Istaroxime, a dual action, luso-inotropic agent that’s still in clinical development, was granted fast-track designation by the FDA this month as a possible treatment for acute heart failure with reduced ejection fraction (HFrEF).
According to a release from Windtree Therapeutics, a Warrington, Pa., company that’s working to push istaroxime through to market, the agency’s August 13 designation will allow sponsors of istaroxime to communicate and interact with FDA officials more often, making the drug a priority that could receive quicker approval. The FDA reserves fast-track designation for drugs that could potentially address an unmet medical need—in this case HFrEF.

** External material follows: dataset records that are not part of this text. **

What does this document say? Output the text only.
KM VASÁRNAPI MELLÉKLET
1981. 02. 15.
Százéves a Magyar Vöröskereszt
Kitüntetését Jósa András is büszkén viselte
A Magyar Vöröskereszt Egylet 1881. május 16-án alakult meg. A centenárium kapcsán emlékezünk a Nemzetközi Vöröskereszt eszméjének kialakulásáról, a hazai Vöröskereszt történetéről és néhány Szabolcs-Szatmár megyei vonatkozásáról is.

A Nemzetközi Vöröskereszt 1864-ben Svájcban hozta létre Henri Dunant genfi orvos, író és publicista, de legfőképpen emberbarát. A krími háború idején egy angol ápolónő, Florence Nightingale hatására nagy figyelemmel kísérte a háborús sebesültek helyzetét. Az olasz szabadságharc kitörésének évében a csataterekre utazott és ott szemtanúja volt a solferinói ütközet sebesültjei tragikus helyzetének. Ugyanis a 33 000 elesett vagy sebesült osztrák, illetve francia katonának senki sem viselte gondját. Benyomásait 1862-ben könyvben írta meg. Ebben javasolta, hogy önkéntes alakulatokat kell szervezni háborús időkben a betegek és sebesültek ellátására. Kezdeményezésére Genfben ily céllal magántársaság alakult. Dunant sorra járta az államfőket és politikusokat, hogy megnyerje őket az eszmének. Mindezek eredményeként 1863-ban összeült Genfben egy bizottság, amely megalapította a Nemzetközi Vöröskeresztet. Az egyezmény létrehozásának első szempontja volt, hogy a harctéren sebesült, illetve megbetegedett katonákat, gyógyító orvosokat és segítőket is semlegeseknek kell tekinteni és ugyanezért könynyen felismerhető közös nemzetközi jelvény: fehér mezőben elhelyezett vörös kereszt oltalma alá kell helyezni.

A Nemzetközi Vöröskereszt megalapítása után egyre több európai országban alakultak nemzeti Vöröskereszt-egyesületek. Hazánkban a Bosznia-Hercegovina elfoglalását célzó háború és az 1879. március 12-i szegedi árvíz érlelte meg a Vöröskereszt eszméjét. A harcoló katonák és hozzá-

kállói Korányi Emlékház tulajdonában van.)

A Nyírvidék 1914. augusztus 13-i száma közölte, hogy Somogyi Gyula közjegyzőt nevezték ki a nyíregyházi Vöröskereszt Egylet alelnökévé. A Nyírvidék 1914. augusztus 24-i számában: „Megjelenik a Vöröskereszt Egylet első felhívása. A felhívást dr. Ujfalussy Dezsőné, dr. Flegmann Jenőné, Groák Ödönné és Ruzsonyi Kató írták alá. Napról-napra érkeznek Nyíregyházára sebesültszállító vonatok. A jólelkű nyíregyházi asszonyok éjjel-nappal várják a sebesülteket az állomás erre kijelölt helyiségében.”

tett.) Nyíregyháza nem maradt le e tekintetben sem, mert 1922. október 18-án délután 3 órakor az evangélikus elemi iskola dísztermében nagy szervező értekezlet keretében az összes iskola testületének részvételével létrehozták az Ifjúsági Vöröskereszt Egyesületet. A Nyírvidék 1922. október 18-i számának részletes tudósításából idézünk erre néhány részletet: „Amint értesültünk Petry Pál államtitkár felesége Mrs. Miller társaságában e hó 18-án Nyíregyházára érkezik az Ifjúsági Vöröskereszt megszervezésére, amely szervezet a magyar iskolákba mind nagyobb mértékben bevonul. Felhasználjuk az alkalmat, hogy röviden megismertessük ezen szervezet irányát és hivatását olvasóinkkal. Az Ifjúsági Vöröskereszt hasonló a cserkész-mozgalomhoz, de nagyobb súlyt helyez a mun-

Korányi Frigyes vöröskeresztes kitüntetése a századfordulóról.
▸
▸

The designation is based on recently announced results from a Phase 2b study that found istaroxime improved cardiac function while maintaining or increasing blood pressure and decreasing heart rate during infusion in patients with acute heart failure. It’s injected intravenously and reportedly increases myocardial contractility through inhibition of Na+/K+ATPase. It also facilitates myocardial relaxation by activating the SERCA2a calcium pump.
Craig Fraser, president and CEO of Windtree Therapeutics, said in a statement the company was “very pleased” to receive the FDA’s designation for istaroxime.
“This fast-track designation for istaroxime underscores the significant unmet medical need to treat patients suffering from acute heart failure and the potential of istaroxime as demonstrated by the phase 2 clinical results,” he said. “Istaroxime is a novel, dual-action agent that impacts both the systolic and diastolic function of the heart. We look forward to continuing our work with the FDA and the cardiology community to advance istaroxime through clinical development and the regulatory approval process, with the goal of bringing to market a transformative therapy to treat acute heart failure patients.”